Some of the more interesting studies include the following:
- AALL1331 COG trial (NCT02101853)-blinatumomab randomization on a UK ALL R3 backbone;
- inotuzumab investigational studies (AALL1621, NCT02981628);
- CAR T-cell 19 (NCT03467256) and CD22 (NCT02315612) therapy trials (including the FDA-approved tisagenlecleucel);
- Therapeutic Advances in Childhood Leukemia & Lymphoma (TACL) trials looking at temsirolimus with etoposide and cyclophosphamide (T2014-001, NCT01614197), liposomal vincristine sulfate in combination with UK ALL R3 induction chemotherapy (T2012-002, NCT02879643), and ixazomib in combination with chemotherapy (T2017-002, NCT03817320);
- carfolizimib (NCT02303821); and
- pharmaceutical sponsored trials such as daratumumab.
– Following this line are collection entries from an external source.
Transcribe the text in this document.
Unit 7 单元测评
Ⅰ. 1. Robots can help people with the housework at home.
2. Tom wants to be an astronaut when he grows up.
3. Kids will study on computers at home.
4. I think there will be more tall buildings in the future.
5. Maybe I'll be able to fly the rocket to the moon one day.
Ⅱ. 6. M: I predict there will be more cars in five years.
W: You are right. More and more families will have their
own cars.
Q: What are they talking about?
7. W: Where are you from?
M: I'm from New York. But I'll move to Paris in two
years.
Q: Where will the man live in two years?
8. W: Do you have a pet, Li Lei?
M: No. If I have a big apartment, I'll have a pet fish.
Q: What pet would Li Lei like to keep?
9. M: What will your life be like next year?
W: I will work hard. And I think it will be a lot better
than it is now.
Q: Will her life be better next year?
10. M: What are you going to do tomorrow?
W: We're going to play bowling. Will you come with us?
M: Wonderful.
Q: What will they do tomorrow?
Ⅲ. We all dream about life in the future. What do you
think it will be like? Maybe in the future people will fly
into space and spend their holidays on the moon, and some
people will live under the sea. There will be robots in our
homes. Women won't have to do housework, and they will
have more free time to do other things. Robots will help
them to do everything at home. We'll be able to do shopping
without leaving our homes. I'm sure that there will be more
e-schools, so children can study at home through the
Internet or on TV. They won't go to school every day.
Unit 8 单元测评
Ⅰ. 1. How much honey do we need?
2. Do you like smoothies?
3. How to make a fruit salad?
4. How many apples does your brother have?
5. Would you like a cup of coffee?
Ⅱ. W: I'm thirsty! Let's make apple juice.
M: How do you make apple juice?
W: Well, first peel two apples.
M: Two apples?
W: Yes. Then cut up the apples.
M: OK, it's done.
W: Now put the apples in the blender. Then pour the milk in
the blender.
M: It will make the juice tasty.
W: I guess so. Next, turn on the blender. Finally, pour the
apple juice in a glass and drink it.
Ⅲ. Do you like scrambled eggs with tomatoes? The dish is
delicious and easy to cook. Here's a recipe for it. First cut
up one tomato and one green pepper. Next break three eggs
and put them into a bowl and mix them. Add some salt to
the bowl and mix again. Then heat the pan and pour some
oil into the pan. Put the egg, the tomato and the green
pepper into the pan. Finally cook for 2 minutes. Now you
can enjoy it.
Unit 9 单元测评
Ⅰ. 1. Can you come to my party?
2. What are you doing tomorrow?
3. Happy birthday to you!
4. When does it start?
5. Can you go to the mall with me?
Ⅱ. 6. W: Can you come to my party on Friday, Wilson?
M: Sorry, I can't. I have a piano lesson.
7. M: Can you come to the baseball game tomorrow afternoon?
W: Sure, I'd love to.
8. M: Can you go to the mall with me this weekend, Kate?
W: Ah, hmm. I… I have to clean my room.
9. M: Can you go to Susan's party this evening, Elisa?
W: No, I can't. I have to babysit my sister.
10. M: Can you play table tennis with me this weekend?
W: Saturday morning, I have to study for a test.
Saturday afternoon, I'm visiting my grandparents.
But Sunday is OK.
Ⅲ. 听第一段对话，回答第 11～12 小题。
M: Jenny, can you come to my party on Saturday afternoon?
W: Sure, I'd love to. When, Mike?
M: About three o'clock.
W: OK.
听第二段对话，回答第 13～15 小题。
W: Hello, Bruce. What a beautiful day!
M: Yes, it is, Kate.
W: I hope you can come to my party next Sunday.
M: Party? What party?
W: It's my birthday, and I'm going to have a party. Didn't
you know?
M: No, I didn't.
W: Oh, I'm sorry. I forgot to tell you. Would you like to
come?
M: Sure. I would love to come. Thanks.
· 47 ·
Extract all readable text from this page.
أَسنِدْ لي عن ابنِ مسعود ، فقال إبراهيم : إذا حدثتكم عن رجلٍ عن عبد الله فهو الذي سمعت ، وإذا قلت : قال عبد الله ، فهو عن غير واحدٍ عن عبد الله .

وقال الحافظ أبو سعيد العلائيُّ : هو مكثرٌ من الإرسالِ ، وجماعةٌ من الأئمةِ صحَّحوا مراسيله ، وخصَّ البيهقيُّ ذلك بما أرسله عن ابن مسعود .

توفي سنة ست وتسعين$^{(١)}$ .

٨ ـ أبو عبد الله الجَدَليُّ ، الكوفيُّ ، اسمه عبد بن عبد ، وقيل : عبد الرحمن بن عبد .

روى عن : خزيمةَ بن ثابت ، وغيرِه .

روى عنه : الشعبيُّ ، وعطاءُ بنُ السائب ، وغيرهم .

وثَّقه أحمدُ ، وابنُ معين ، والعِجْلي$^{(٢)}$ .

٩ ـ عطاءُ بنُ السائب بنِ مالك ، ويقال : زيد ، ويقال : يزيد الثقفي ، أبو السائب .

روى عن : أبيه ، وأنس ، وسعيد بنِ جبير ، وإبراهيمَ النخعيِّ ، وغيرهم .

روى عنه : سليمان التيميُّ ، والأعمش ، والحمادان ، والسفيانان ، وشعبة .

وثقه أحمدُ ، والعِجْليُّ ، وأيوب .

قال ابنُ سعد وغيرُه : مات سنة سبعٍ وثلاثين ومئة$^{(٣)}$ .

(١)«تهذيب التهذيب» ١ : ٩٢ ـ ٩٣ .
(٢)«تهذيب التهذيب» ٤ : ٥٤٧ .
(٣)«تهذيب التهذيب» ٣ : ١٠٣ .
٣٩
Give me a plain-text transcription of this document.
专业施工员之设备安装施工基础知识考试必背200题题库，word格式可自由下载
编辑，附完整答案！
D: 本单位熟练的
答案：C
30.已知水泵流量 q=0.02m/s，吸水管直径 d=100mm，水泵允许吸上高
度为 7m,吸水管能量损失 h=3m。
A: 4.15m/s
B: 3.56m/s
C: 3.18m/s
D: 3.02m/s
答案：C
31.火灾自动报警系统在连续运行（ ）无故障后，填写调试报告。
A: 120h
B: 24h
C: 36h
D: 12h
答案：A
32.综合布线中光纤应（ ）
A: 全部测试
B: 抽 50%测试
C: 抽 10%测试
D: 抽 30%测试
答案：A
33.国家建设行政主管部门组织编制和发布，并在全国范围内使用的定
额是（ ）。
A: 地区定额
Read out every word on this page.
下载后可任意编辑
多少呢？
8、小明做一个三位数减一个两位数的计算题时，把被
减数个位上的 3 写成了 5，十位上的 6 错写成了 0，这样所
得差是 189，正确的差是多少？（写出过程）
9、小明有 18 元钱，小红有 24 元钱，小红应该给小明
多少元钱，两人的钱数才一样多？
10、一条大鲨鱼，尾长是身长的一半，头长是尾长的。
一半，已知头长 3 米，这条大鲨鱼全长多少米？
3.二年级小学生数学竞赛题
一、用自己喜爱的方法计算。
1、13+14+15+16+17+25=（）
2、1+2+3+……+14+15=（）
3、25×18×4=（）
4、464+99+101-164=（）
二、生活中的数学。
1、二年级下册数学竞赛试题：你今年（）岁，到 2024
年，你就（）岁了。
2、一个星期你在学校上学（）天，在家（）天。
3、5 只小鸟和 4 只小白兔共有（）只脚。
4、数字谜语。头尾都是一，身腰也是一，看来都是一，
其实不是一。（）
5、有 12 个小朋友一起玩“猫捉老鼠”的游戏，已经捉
In addition, new targeted therapies are being matched to genetic and molecular abnormalities which seem to be discovered on almost a monthly basis in leukemia.
What are some of the challenges in your treatment of pediatric B-ALL patients?
Standard risk ALL has a 95-98 percent cure rate, which is hard to beat. The toxicity of combined chemotherapy has also been mitigated to minimize late effects. However, other subsets of ALL, including infant KMT2A rearranged ALL, Philadelphia-like ALL, and hypodiploid ALL have much worse outcomes and are our biggest challenges. Designing trials that allow these patients access to newer immune-based or targeted therapies is a priority for pediatric oncologists.
What do you see as future directions for pediatric B-ALL therapy?
Each new diagnosis will have their leukemia interrogated to assess for targeted therapy and immunotherapy options that will come into play much sooner. For some of the patients with poor outcomes, moving up immunotherapy earlier and not waiting for relapse will lead to decreased need for bone marrow transplant due to fewer relapses and more alternative cellular therapies.